Antique watch dealer Jonathan Uri Shohet was jailed for eight years this week after fraudulently claiming more than £1.6 million in tax payments.
Shohet, who owns businesses JTW Global and JUS Watches, used stolen invoice books and fake invoices to claim back VAT from HM Revenue & Customs (HMRC) for watches bought for his businesses but it turned out that a large number of the watches claimed for had never been bought.
HMRC said that suspicions were raised when officers discovered a number of large cash purchases – some as much as £80,000 – while checking Shohet’s business records. When the purchases were checked with the companies said to have supplied the high value antique watches, investigators found that some of the transactions had never taken place. Shohet also used many legitimate invoices to reclaim the VAT back for watches twice.
HMRC carried out dawn raids on Shohet’s home in Baldock, Hertfordshire, and his businesses at Grays Antique Market in London, and removed more than 60 bags of documents, four laptops and two iPads.
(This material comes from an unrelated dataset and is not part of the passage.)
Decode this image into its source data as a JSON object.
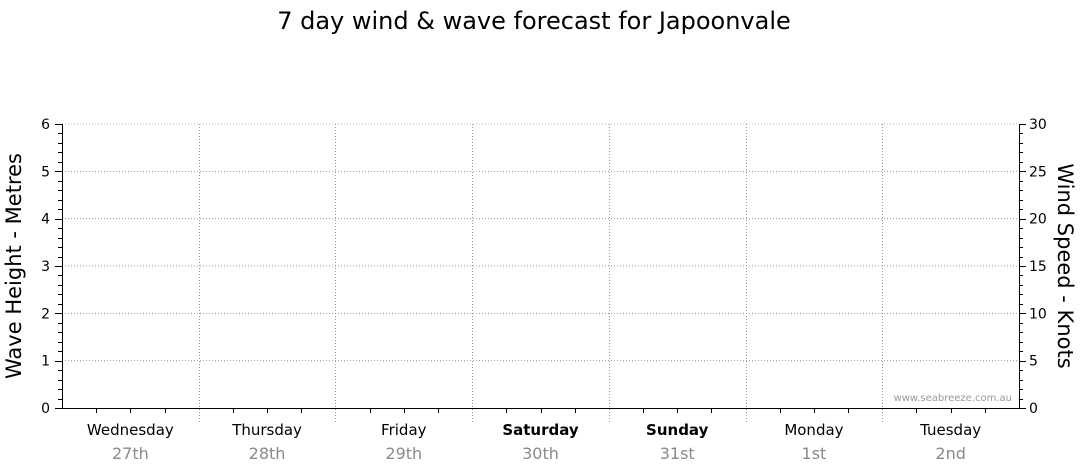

At Shohet’s business address officers found a safe containing illicit invoice books from several watch retailers. The books were later forensically examined and found to be covered in Shohet’s fingerprints.
Shohet was first arrested at Heathrow airport on October 4th on his return from Dubai and was found to be carrying £17,000 in cash. He later admitted to investigators that he had accrued large debts from a lavish lifestyle and bad business decisions.
HMRC assistant director for criminal investigation Martin Brown said: “We want to make it clear to people who think that it is acceptable to defraud the tax system that tax fraud is a serious criminal offence. Shohet tried to play the system so that he could fund a lavish lifestyle. He made great efforts to hide his crime, but despite his best efforts our investigators were able to unravel his scam.”